Investment in talent acquisition technology is trending downward—but that doesn’t mean innovation has slowed.
That was the consensus of Madeline Laurano, co-founder of Aptitude Research Partners, and Tim Sackett, CEO of HRUTech.com, during their HR Tech Conference mega session this week on the state of the TA tech landscape.
This year, investments in TA tech increased by 51%—a figure that stood at 73% two years ago. That’s not necessarily bad news for the market, however, Laurano cautions.
“Are companies still buying TA tech? Yes. Does it look like the same as two years ago? No,” she says. “Companies are becoming more strategic. They’re not buying disparate solutions. It’s more strategic buying today.”
Central to that strategy is rethinking the overarching aim of talent acquisition—to support both recruiting and retention.
“They’re two sides of the same coin,” says Laurano. “I think that’s encouraging for where TA tech is going. Companies that really link the two are able to see better results.”
To do so, Laurano and Sackett say, HR and TA leaders need to take note of four emerging TA tech trends:
1. Skills-based ‘everything’
The word “skills” has become ubiquitous in the TA landscape—and for good reason, Laurano says.
According to Aptitude Research, 90% of companies have created new roles in the last year, and 62% eliminated or plan to eliminate roles. Meanwhile, 65% of employers have identified skills gaps.
Enhancing and aligning workforce skills are not just goals of HR any longer, Laurano says, but rather have the buy-in of all executive leaders.
“Organizations are looking at how to adjust to change and are embracing a skills mentality,” Laurano says.
Many, however, get “stuck on skills,” particularly in finding the tech to help them build skills taxonomies. It’s a challenge, Laurano notes, that AI will help alleviate.
2. High-volume hiring
There is a split happening within the TA tech stack when it comes to high-volume hiring.
Traditionally, even if 90% of an organization’s 10,000 annual hires are hourly, they still get “jammed into” an ATS alongside the salaried accountants and salespeople. Today, however, TA tech designed for hiring hourly workers is emerging.
Such tools can provide the candidate experience these workers are craving, says Laurano, noting that lagging tech is causing the hourly hiring experience to last four to six weeks in some cases.
“They’re not happy. They’re not getting the experience they need. They’re not getting the communication they need,” she says.

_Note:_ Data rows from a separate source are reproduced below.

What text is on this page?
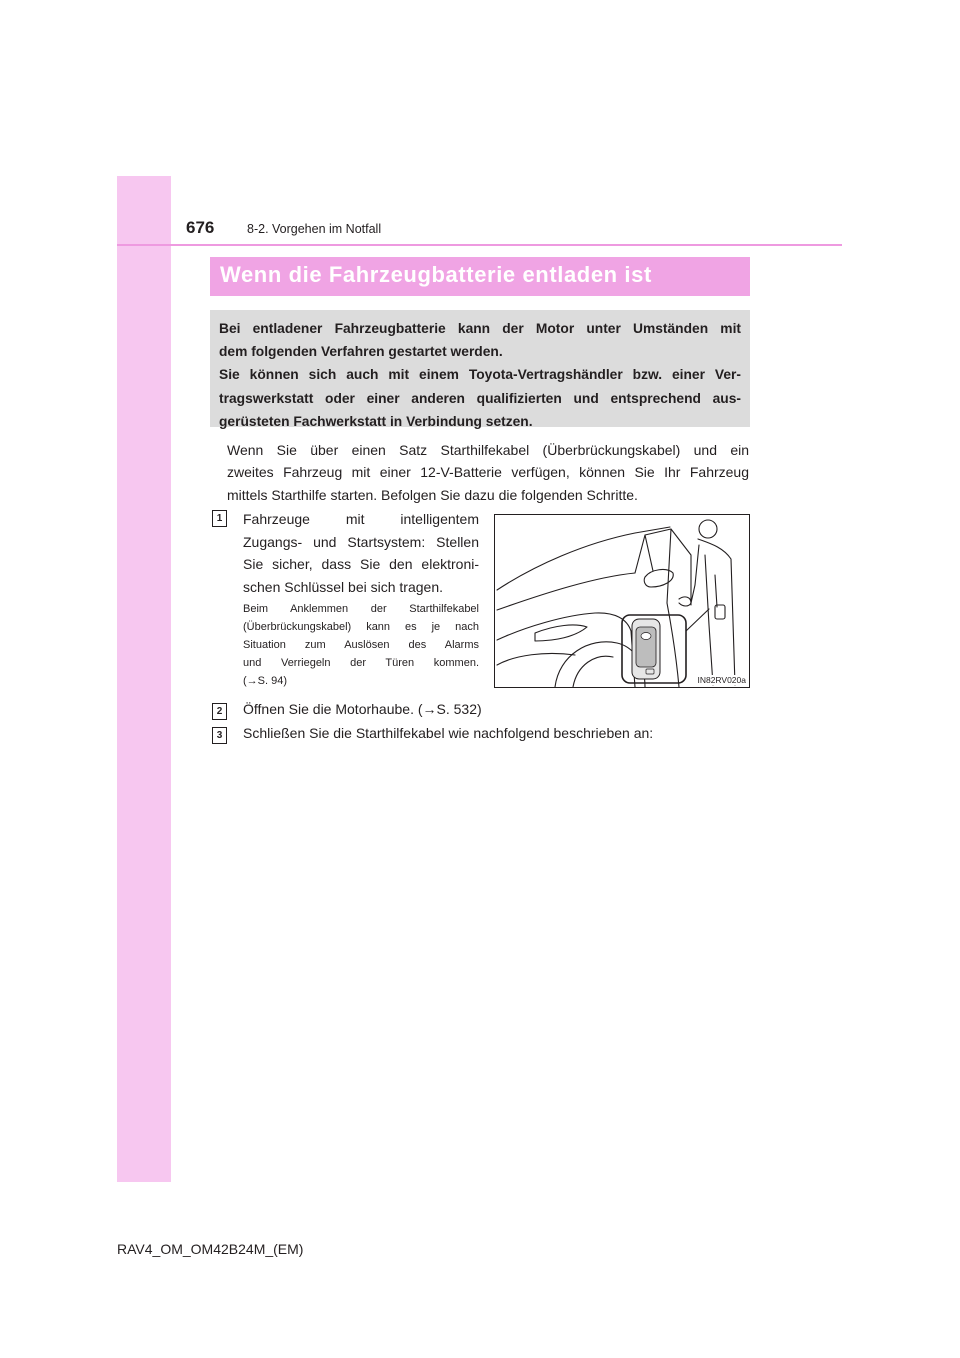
676	8-2. Vorgehen im Notfall
Wenn die Fahrzeugbatterie entladen ist
Bei entladener Fahrzeugbatterie kann der Motor unter Umständen mit
dem folgenden Verfahren gestartet werden.
Sie können sich auch mit einem Toyota-Vertragshändler bzw. einer Ver-
tragswerkstatt oder einer anderen qualifizierten und entsprechend aus-
gerüsteten Fachwerkstatt in Verbindung setzen.
Wenn Sie über einen Satz Starthilfekabel (Überbrückungskabel) und ein
zweites Fahrzeug mit einer 12-V-Batterie verfügen, können Sie Ihr Fahrzeug
mittels Starthilfe starten. Befolgen Sie dazu die folgenden Schritte.
1	Fahrzeuge mit intelligentem
Zugangs- und Startsystem: Stellen
Sie sicher, dass Sie den elektroni-
schen Schlüssel bei sich tragen.
Beim Anklemmen der Starthilfekabel
(Überbrückungskabel) kann es je nach
Situation zum Auslösen des Alarms
und Verriegeln der Türen kommen.
(→S. 94)	IN82RV020a
2	Öffnen Sie die Motorhaube. (→S. 532)
3	Schließen Sie die Starthilfekabel wie nachfolgend beschrieben an:
RAV4_OM_OM42B24M_(EM)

At a Midwest manufacturing company, for instance, Sackett notes, hourly workers had to click through 27 screens to apply—and leadership questioned why their conversion rate was just 1%.
“We have to stop making candidates jump through these hoops,” he says. “I can’t believe it took us this long to get here.”
There are two forces at work reshaping CRM tech.
For one, traditional CRM providers are “trying to be anything but CRMs,” Laurano says. They’re trying to be talent intelligence platforms, employee experience platforms and skills-based providers.
At the same time, sourcing providers are trying to move into the CRM space.
“It’s been confusing for companies interested in CRMs to try to figure out who the players are and what these providers offer,” she says.
The CRM space has always struggled with low adoption. But that, too, may be changing. Whereas last year, CRM tools were primarily categorized into three buckets—TA suite, stand-alone CRM and advertising agencies—today, those categories have shifted: sourcing, recruitment marketing, talent intelligence.
“CRMs can be the coolest tech,” Sackett says, “if you have the right use case and the right people.”
Unsurprisingly, like all other corners of the HR tech market, AI is dramatically reshaping the TA tech landscape, the speakers say.
“AI is the biggest trend,” Laurano says, noting she views the tech as a means of “enhancing, not replacing” what TA professionals can do.
According to Aptitude Research, 63% of companies are investing or planning to invest in AI solutions—a jump of 21 percentage points from just three years ago.
The technology, however, isn’t necessarily taking over TA tools overnight. Sackett compares it to a frog boiling in water—when the water is turned up one degree at a time, the frog doesn’t even notice.
“Three years from now, it’s not going to be ‘AI,'” Sackett says. “It’s going to be tech that does amazing stuff for us—built around this invisible stuff called AI.”